Nearly 17 years after it was stolen from a church in a small town in the state of Hidalgo, an polychrome wooden statue with gold-leaf plating of Santa Rosa de Lima has been repatriated to Mexico by US officials.
In a ceremony on Wednesday (11 December) at the Museo del Templo Mayor in Mexico City, Ken Salazar, the US Ambassador to Mexico, said: “What is stolen must be returned. The history, heritage and greatness of Mexico belong here.” In addition to the three-foot-tall colonial-era statue, six small pre-Hispanic artefacts were also repatriated. They will remain on view in the museum’s lobby for an unspecified duration.
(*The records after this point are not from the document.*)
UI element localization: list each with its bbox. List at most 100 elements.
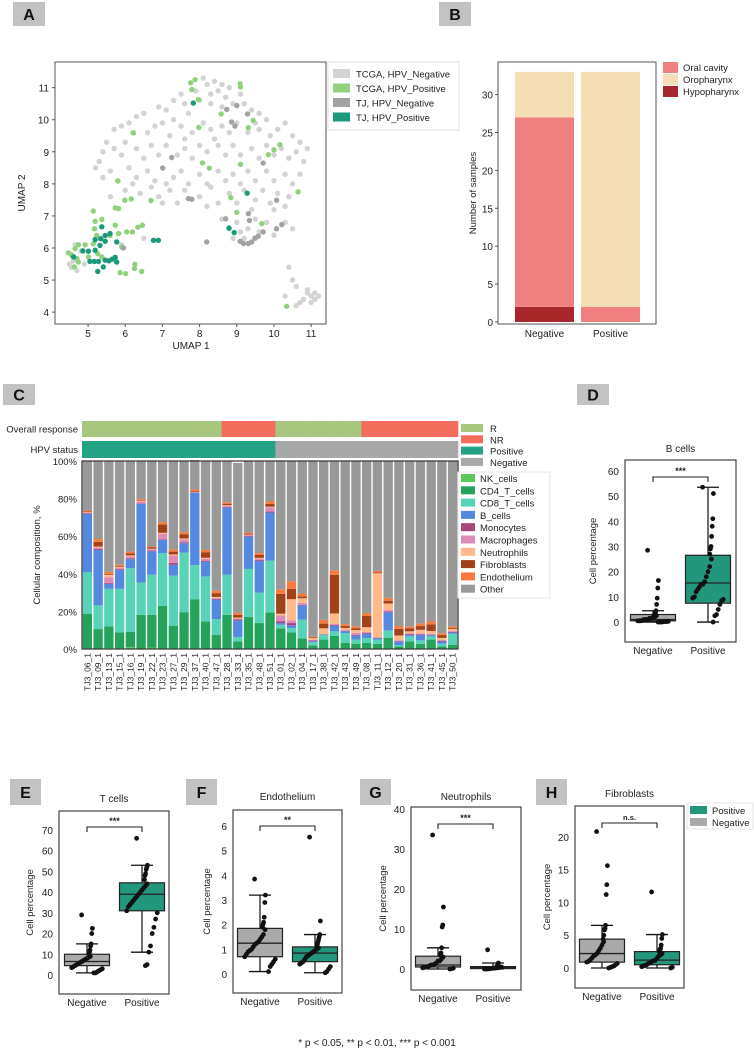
bar-segment-cd4-t-cells — [394, 646, 404, 649]
box-positive: Positive — [469, 947, 517, 1005]
bar-TJ3_11_1: TJ3_11_1 — [372, 461, 382, 690]
bar-segment-neutrophils — [372, 573, 383, 638]
bar-segment-cd8-t-cells — [437, 643, 447, 647]
bar-TJ3_01_1: TJ3_01_1 — [276, 461, 286, 691]
bar-segment-neutrophils — [125, 555, 136, 557]
annotation-cell — [286, 421, 298, 437]
bar-segment-b-cells — [404, 635, 415, 637]
y-tick-label: 5 — [221, 847, 227, 858]
data-point — [89, 931, 95, 936]
y-tick-label: 6 — [43, 244, 49, 255]
bar-segment-macrophages — [383, 610, 393, 612]
umap-point-tj--hpv-negative — [255, 233, 262, 239]
umap-point-tcga--hpv-positive — [228, 194, 234, 201]
bar-segment-macrophages — [415, 633, 426, 635]
bar-segment-endothelium — [286, 581, 297, 589]
umap-point-tcga--hpv-negative — [167, 133, 173, 139]
umap-point-tcga--hpv-positive — [258, 220, 265, 227]
bar-segment-fibroblasts — [157, 524, 168, 533]
significance-bracket — [601, 822, 658, 828]
bar-TJ3_19_1: TJ3_19_1 — [136, 461, 146, 691]
legend-label: NK_cells — [480, 474, 518, 485]
data-point — [655, 619, 661, 625]
y-tick-label: 80% — [58, 495, 78, 506]
umap-point-tcga--hpv-positive — [187, 80, 194, 86]
umap-point-tj--hpv-negative — [169, 154, 175, 161]
bar-segment-neutrophils — [136, 500, 146, 502]
legend-swatch — [333, 98, 350, 107]
bar-segment-b-cells — [340, 631, 350, 634]
umap-point-tcga--hpv-negative — [267, 133, 273, 139]
chart-title: Fibroblasts — [605, 789, 654, 800]
y-tick-label: 40 — [394, 805, 406, 816]
box-positive: Positive — [633, 889, 681, 1003]
x-tick-label: TJ3_13_1 — [104, 653, 114, 691]
x-tick-label: TJ3_02_1 — [286, 653, 296, 691]
bar-segment-monocytes — [404, 634, 415, 636]
annotation-cell — [157, 441, 169, 458]
legend-swatch — [461, 457, 483, 466]
y-tick-label: 20 — [558, 833, 570, 844]
annotation-cell — [221, 421, 233, 437]
data-point — [711, 491, 716, 496]
x-tick-label: TJ3_45_1 — [437, 653, 447, 691]
bar-segment-fibroblasts — [308, 637, 318, 639]
bar-segment-cd4-t-cells — [190, 599, 200, 649]
umap-point-tcga--hpv-negative — [234, 219, 240, 226]
bar-segment-endothelium — [437, 633, 447, 636]
x-tick-label: TJ3_16_1 — [125, 653, 135, 691]
umap-point-tcga--hpv-negative — [204, 181, 210, 187]
bar-segment-b-cells — [147, 551, 157, 575]
bar-segment-other — [114, 461, 125, 565]
bar-TJ3_31_1: TJ3_31_1 — [405, 461, 415, 691]
bar-segment-hypopharynx — [515, 306, 574, 322]
y-tick-label: 10 — [394, 925, 406, 936]
bar-segment-fibroblasts — [179, 534, 189, 539]
bar-segment-endothelium — [297, 593, 307, 597]
umap-point-tcga--hpv-positive — [234, 209, 240, 216]
y-tick-label: 70 — [42, 826, 54, 837]
bar-segment-other — [319, 461, 329, 620]
bar-segment-oropharynx — [515, 71, 574, 118]
bar-segment-neutrophils — [233, 617, 243, 619]
annotation-cell — [393, 441, 405, 458]
annotation-cell — [447, 421, 459, 437]
data-point — [322, 970, 328, 976]
bar-segment-endothelium — [125, 551, 136, 554]
umap-point-tcga--hpv-negative — [297, 139, 303, 145]
data-point — [709, 533, 714, 539]
y-tick-label: 9 — [43, 148, 49, 159]
bar-segment-b-cells — [179, 543, 189, 553]
bar-TJ3_36_1: TJ3_36_1 — [415, 461, 425, 691]
data-point — [707, 551, 713, 557]
umap-point-tcga--hpv-negative — [100, 174, 106, 181]
bar-segment-macrophages — [211, 597, 221, 599]
bar-segment-cd4-t-cells — [114, 632, 125, 649]
data-point — [482, 966, 487, 972]
panel-label-d: D — [577, 384, 609, 405]
annotation-cell — [436, 421, 448, 437]
umap-point-tcga--hpv-negative — [163, 181, 169, 187]
y-tick-label: 50 — [42, 867, 54, 878]
panel-label-c: C — [3, 384, 35, 405]
umap-point-tcga--hpv-negative — [185, 181, 192, 187]
x-tick-label: TJ3_19_1 — [136, 653, 146, 691]
umap-point-tcga--hpv-negative — [152, 123, 158, 129]
boxplot-neutrophils: Negative Positive 0 10 20 30 40 Neutrophils Cell… — [378, 792, 522, 1005]
umap-point-tcga--hpv-negative — [208, 126, 214, 133]
umap-point-tcga--hpv-negative — [219, 81, 225, 88]
umap-point-tcga--hpv-positive — [199, 160, 206, 166]
data-point — [693, 589, 699, 595]
y-tick-label: 0 — [399, 965, 405, 976]
bar-segment-endothelium — [222, 502, 232, 504]
bar-segment-neutrophils — [447, 629, 458, 631]
umap-point-tcga--hpv-negative — [293, 283, 299, 290]
y-tick-label: 0% — [63, 645, 77, 656]
annotation-cell — [253, 421, 265, 437]
data-point — [143, 963, 148, 969]
annotation-cell — [361, 441, 373, 458]
box-negative: Negative — [63, 912, 111, 1009]
umap-point-tcga--hpv-negative — [282, 120, 288, 126]
umap-point-tj--hpv-positive — [150, 237, 157, 244]
y-tick-label: 5 — [563, 931, 569, 942]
The polychrome Santa Rosa de Lima was stolen from a church in the town of Epazoyucan (around 100km northeast of Mexico City) on the day before New Year’s Eve in 2007. It resurfaced almost a decade later in the US, when it turned up for sale at Peyton Wright Gallery in Santa Fe, New Mexico. After authorities in Mexico flagged the stolen object to US authorities, the gallery turned it over to agents from the US Department of Homeland Security.
At the time, representatives for Peyton Wright Gallery told the Santa Fe New Mexican that the object had been consigned by the former owner of a local art-storage company who found it amidst the unclaimed items when he closed his business. The former owner of the art-storage business told Homeland Security that he had repeatedly tried to contact the person who brought in the object to come retrieve it and pay overdue fees, to no avail. He ultimately consigned it to the gallery in hopes of recovering some of the unpaid storage dues. The circumstances of the statue’s theft and journey across the Mexico-US border are not publicly known.
Why it took more than seven years for the seized sculpture to be repatriated is unclear. The statue also appears to have sustained some damage in that time: the figure of infant Jesus being held by Santa Rosa de Lima appears to have lost his right arm in the interim, though he had both arms in photographs accompanying reports of the sculpture’s seizure in 2017.
As of press time, a spokesperson for Mexico’s Instituto Nacional de Antropología e Historia had not responded to questions about the statue’s ultimate destination and whether it would undergo restoration work.